NullReferenceException while trying to including a

2019-08-02 14:13发布

问题:

Framework: I'm using using MVC 3 + EntityFramework 4.1 Code-First.

Concept: One Legislation entity has many Provision entities. The idea is that the user enters a Legislation entity, that gets saved then the function that saves it passes it along to another function to see whether that Legislation has a ShortTitle. If it does, then it formats it into a properly worded string and includes it as the Legislation's first Provision, then saves the changes to db.

Issue: The problem is, I've tried coding it in different ways, I keep getting a NullReferenceException, telling me to create a new object instance with the "new" keyword, and points me to the savedLegislation.Provisions.Add(provision); line in my second function.

Here are the two functions at issue, this first one saves the Legislation proper:

public Legislation Save(NewLegislationView legislation)
{
    Legislation newLegislation = new Legislation();
    // Simple transfers
    newLegislation.ShortTile = legislation.ShortTile;
    newLegislation.LongTitle = legislation.LongTitle;
    newLegislation.BillType = legislation.BillType;
    newLegislation.OriginatingChamber = legislation.OriginatingChamber;
    newLegislation.Preamble = legislation.Preamble;

    // More complicated properties
    newLegislation.Stage = 1;
    this.NumberBill(newLegislation); // Provides bill number
    newLegislation.Parliament = db.LegislativeSessions.First(p => p.Ending >= DateTime.Today);
    newLegislation.Sponsor = db.Members.Single(m => m.Username == HttpContext.Current.User.Identity.Name);

    // And save
    db.Legislations.Add(newLegislation);
    db.SaveChanges();

    // Check for Short titles
    this.IncludeShortTitle(newLegislation);

    // return the saved legislation
    return newLegislation;
}

And the second function which is invoked by the first one deals with checking whether ShortTitle is not empty and create a Provision that is related to that Legislation, then save changes.

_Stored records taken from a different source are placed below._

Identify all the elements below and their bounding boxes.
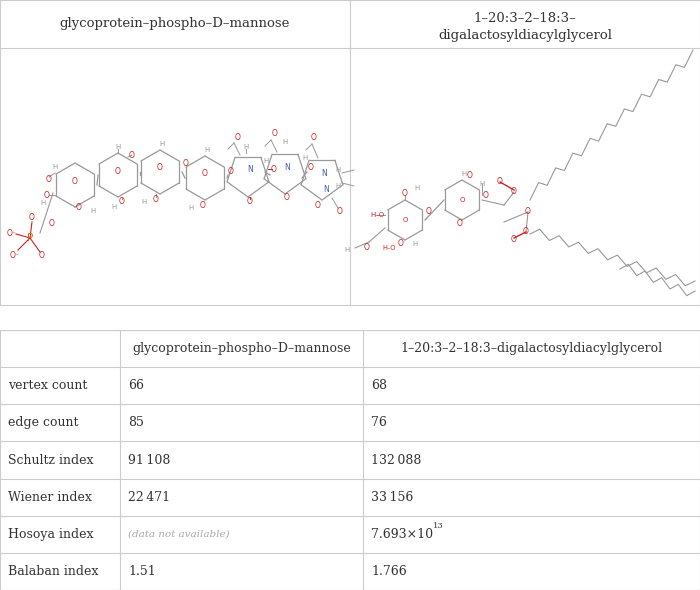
Text: O: O xyxy=(235,133,241,142)
Text: O: O xyxy=(426,208,432,217)
Text: H: H xyxy=(41,200,46,206)
Text: H: H xyxy=(480,181,484,187)
Text: digalactosyldiacylglycerol: digalactosyldiacylglycerol xyxy=(438,28,612,41)
Text: O: O xyxy=(119,196,125,205)
Text: H: H xyxy=(344,247,349,253)
Text: O: O xyxy=(483,191,489,199)
Text: H: H xyxy=(335,167,341,173)
Text: 85: 85 xyxy=(128,417,144,430)
Text: 1–20:3–2–18:3–: 1–20:3–2–18:3– xyxy=(474,11,576,25)
Text: H: H xyxy=(52,164,57,170)
Text: 1.51: 1.51 xyxy=(128,565,155,578)
Text: 91 108: 91 108 xyxy=(128,454,170,467)
Text: H: H xyxy=(335,183,341,189)
Text: O: O xyxy=(402,189,408,198)
Text: O: O xyxy=(523,228,529,237)
Text: Balaban index: Balaban index xyxy=(8,565,99,578)
Text: N: N xyxy=(284,162,290,172)
Text: H: H xyxy=(111,204,117,210)
Text: O: O xyxy=(467,172,473,181)
Text: edge count: edge count xyxy=(8,417,78,430)
Text: O: O xyxy=(200,201,206,209)
Text: O: O xyxy=(49,219,55,228)
Text: 33 156: 33 156 xyxy=(371,491,414,504)
Text: O: O xyxy=(402,217,407,223)
Text: O: O xyxy=(272,129,278,139)
Text: O: O xyxy=(44,191,50,199)
Text: H: H xyxy=(141,199,146,205)
Text: O: O xyxy=(46,175,52,183)
Text: O: O xyxy=(76,202,82,211)
Text: O: O xyxy=(157,163,163,172)
Text: 76: 76 xyxy=(371,417,387,430)
Text: O: O xyxy=(129,150,135,159)
Text: H: H xyxy=(244,144,248,150)
Text: N: N xyxy=(247,166,253,175)
Text: O: O xyxy=(459,197,465,203)
Text: O: O xyxy=(398,240,404,248)
Text: glycoprotein–phospho–D–mannose: glycoprotein–phospho–D–mannose xyxy=(132,342,351,355)
Text: Hosoya index: Hosoya index xyxy=(8,528,94,541)
Text: 13: 13 xyxy=(433,522,444,530)
Text: 1–20:3–2–18:3–digalactosyldiacylglycerol: 1–20:3–2–18:3–digalactosyldiacylglycerol xyxy=(400,342,663,355)
Text: O: O xyxy=(247,196,253,205)
Text: Wiener index: Wiener index xyxy=(8,491,92,504)
Text: 22 471: 22 471 xyxy=(128,491,170,504)
Text: O: O xyxy=(511,235,517,244)
Text: N: N xyxy=(323,185,329,195)
Text: (data not available): (data not available) xyxy=(128,530,230,539)
Text: O: O xyxy=(337,208,343,217)
Text: O: O xyxy=(228,168,234,176)
Text: O: O xyxy=(183,159,189,169)
Text: vertex count: vertex count xyxy=(8,379,88,392)
Text: H: H xyxy=(414,185,419,191)
Text: H: H xyxy=(90,208,96,214)
Text: 66: 66 xyxy=(128,379,144,392)
Text: P: P xyxy=(27,233,33,243)
Text: glycoprotein–phospho–D–mannose: glycoprotein–phospho–D–mannose xyxy=(60,18,290,31)
Text: 68: 68 xyxy=(371,379,387,392)
Text: O: O xyxy=(271,165,277,173)
Text: O: O xyxy=(364,244,370,253)
Text: 132 088: 132 088 xyxy=(371,454,421,467)
Text: H: H xyxy=(282,139,288,145)
Text: O⁻: O⁻ xyxy=(7,228,17,238)
Text: H: H xyxy=(116,144,120,150)
Text: H: H xyxy=(160,141,164,147)
Text: H: H xyxy=(412,241,418,247)
Text: O: O xyxy=(457,219,463,228)
Text: 1.766: 1.766 xyxy=(371,565,407,578)
Text: O: O xyxy=(315,201,321,209)
Text: H: H xyxy=(204,147,209,153)
Text: O: O xyxy=(525,208,531,217)
Text: O: O xyxy=(311,133,317,143)
Text: O: O xyxy=(153,195,159,204)
Text: O: O xyxy=(202,169,208,179)
Text: O: O xyxy=(308,162,314,172)
Text: H: H xyxy=(188,205,194,211)
Text: O⁻: O⁻ xyxy=(10,251,20,260)
Text: O: O xyxy=(284,194,290,202)
Text: O: O xyxy=(497,178,503,186)
Text: H: H xyxy=(302,155,307,161)
Text: H: H xyxy=(263,158,269,164)
Text: O: O xyxy=(115,166,121,175)
Text: H–O: H–O xyxy=(382,245,396,251)
Text: O: O xyxy=(29,214,35,222)
Text: 7.693×10: 7.693×10 xyxy=(371,528,433,541)
Text: N: N xyxy=(321,169,327,178)
Text: O: O xyxy=(511,188,517,196)
Text: H: H xyxy=(461,171,467,177)
Text: H–O: H–O xyxy=(370,212,384,218)
Text: O: O xyxy=(72,176,78,185)
Text: O: O xyxy=(39,251,45,261)
Text: Schultz index: Schultz index xyxy=(8,454,94,467)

public void IncludeShortTitle(Legislation legislation)
{
    var savedLegislation = db.Legislations.Find(legislation.LegislationID);
    if (savedLegislation.ShortTile.Any() && savedLegislation.ShortTile.ToString().Length >= 5)
    {
        string shortTitle = "This Act may be cited as the <i>" + savedLegislation.ShortTile.ToString() + "</i>.";
        var provision = new Provision()
        {
            Article = Numbers.CountOrNull(savedLegislation.Provisions) + 1,
            Proponent = savedLegislation.Sponsor,
            Text = shortTitle
        };
        savedLegislation.Provisions.Add(provision);
        db.SaveChanges();
    }
}

I've been researching how SaveChanges() works and whether it is properly returning the updated entity, it does (since I get no issue looking it up in the second function). If it works properly, and the legislation is found and the provision is newly created in the second function, I don't see what is the "null" reference it keeps spitting out.

回答1:

The null reference in this case would be savedLegislation.Provisions. The Provisions collection won't be initialized to a new List<Provision> when EF returns your Legislation instance from the db.Legislations.Find(...) method.

The first thing I'd try is something like this:

var savedLegislation = db.Legislations
    .Include("Provisions")
    .First(l => l.LegislationID == legislation.LegislationID);

... but I'd also consider just using the legislation instance that was passed into the method rather than fetching it from the database again.